В сопровождении своего адъютанта, вахмистра, Пшемыцкого, командиров роты и эскадрона полковник зашел во двор, где конвоиры окружали арестованных — около тридцати мужчин и пять женщин. Пшемыцкий с полковником условились главных зачинщиков передать для суда и наказания пану Скродскому. Отобрали Пранайтиса, Андрюса Сташиса с Марце, Казиса Янкаускаса, Дзидаса Моркуса, Винцаса Бальсиса и Норейку, хотели забрать и Даубараса, но тот с посеревшим лицом, зажмурившись, так стонал у забора, что казалось — доживает последние часы. Полковник велел оставить его в покое.

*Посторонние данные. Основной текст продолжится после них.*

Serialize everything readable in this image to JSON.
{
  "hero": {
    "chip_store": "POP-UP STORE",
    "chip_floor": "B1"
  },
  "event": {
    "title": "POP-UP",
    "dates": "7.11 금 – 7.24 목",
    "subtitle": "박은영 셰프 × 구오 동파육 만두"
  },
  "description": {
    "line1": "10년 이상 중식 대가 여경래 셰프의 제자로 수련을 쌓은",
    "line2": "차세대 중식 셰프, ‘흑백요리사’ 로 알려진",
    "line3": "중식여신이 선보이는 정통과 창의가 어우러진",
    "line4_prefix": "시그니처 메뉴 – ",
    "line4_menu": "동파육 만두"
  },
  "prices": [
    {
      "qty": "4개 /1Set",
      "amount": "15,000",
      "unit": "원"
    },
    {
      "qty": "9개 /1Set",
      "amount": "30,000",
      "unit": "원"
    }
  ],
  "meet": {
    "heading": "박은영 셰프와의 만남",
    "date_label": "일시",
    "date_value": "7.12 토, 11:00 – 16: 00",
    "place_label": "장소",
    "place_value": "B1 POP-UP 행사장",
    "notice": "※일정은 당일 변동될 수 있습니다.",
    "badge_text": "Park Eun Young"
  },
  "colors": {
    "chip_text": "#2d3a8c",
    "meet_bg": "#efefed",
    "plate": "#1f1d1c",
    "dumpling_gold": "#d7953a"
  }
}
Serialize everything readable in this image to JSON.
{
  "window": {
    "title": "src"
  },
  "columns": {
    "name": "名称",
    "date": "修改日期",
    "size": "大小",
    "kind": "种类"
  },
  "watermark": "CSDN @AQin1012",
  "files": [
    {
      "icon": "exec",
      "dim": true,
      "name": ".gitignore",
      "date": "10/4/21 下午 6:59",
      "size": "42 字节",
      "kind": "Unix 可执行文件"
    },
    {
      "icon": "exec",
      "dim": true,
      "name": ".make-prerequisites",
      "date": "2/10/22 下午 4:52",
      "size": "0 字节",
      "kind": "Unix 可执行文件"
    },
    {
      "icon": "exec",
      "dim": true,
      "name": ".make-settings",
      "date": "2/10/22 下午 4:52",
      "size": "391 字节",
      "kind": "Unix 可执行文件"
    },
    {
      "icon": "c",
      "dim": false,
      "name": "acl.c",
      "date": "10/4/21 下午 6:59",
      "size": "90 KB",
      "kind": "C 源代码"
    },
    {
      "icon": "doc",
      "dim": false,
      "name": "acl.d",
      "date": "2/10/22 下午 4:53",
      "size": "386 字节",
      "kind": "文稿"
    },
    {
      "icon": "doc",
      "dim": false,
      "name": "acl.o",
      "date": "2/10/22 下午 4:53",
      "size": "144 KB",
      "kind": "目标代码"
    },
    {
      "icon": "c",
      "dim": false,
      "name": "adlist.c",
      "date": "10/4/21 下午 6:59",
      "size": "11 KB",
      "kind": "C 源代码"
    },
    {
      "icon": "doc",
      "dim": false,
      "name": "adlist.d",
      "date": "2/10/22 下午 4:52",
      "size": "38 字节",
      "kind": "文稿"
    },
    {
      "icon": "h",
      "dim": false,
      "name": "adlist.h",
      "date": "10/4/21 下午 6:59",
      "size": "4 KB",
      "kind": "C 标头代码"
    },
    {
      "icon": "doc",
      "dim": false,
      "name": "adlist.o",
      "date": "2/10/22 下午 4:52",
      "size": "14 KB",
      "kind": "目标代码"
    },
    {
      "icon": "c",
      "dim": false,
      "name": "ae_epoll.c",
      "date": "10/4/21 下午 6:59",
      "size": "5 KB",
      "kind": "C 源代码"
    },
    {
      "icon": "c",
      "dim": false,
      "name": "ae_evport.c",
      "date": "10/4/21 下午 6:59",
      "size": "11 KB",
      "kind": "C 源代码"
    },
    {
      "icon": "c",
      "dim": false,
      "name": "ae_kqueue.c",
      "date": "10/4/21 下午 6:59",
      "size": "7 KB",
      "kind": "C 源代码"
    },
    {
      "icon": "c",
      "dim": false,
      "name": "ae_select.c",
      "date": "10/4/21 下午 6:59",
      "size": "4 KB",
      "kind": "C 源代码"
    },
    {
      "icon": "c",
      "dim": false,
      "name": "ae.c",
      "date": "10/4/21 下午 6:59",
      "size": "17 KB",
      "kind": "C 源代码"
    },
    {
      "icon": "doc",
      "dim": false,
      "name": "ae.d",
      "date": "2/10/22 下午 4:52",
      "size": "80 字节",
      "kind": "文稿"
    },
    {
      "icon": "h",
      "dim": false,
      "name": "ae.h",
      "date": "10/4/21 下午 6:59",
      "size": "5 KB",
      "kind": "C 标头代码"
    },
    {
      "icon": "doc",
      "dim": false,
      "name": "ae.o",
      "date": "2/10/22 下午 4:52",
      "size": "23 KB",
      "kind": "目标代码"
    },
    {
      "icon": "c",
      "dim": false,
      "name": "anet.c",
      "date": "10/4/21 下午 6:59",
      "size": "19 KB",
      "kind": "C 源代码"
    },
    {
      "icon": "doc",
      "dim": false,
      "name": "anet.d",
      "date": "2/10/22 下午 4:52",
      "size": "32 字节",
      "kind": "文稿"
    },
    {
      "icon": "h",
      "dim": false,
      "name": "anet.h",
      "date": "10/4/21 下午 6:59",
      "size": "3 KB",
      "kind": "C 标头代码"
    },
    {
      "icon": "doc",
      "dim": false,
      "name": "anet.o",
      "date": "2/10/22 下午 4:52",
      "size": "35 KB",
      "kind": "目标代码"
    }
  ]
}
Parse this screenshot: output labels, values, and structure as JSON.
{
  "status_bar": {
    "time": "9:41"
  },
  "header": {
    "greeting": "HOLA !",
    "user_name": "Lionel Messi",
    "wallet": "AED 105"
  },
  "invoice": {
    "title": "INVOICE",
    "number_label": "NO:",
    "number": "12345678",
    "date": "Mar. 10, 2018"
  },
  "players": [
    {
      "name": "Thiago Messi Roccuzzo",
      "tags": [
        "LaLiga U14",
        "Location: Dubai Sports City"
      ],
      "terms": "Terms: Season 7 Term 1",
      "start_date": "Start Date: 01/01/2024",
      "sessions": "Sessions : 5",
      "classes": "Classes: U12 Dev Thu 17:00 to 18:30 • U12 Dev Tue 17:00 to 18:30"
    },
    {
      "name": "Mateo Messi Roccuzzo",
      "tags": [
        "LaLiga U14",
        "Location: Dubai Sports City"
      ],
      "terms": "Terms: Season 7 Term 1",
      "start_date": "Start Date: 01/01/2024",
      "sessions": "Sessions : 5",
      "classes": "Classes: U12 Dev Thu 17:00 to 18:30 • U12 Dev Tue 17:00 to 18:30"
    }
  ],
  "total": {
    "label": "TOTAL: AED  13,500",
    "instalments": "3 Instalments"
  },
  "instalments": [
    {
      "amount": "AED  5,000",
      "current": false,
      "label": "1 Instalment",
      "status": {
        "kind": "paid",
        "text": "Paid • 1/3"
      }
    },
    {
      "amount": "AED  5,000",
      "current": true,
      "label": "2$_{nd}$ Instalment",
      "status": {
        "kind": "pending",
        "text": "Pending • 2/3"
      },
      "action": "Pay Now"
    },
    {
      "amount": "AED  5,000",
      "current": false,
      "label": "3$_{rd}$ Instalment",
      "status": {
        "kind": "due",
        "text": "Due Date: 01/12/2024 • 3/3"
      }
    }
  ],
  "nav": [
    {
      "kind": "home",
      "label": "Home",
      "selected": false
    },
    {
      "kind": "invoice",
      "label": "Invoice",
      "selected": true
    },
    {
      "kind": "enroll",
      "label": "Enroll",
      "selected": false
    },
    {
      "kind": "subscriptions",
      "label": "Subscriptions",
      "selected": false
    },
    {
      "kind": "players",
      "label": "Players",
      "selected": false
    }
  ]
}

Отобранных поручили особенному надзору. Остальных предстояло наказать на месте. Несколько солдат уже заранее тащили охапки ракитных прутьев, другие подыскали место для экзекуции — заросший муравой косогор возле Сташисова явора, где у забора подальше от улицы есть маленькая площадка, открытая со всех сторон. Начальство желало, чтобы возможно больше людей увидело расправу. Поэтому драгуны окружали всех, кто был на улице, а заметив кого-нибудь во дворе, также сгоняли глядеть на экзекуцию.
Начали с конного бродяги. Обыскали, осмотрели обнаруженные у него бумажонки, его одежду и шапку и установили, что это беглый солдат Людвикас Мулдурас из деревни Нацюнай, поместья Лауксоджяй Биржайской волости.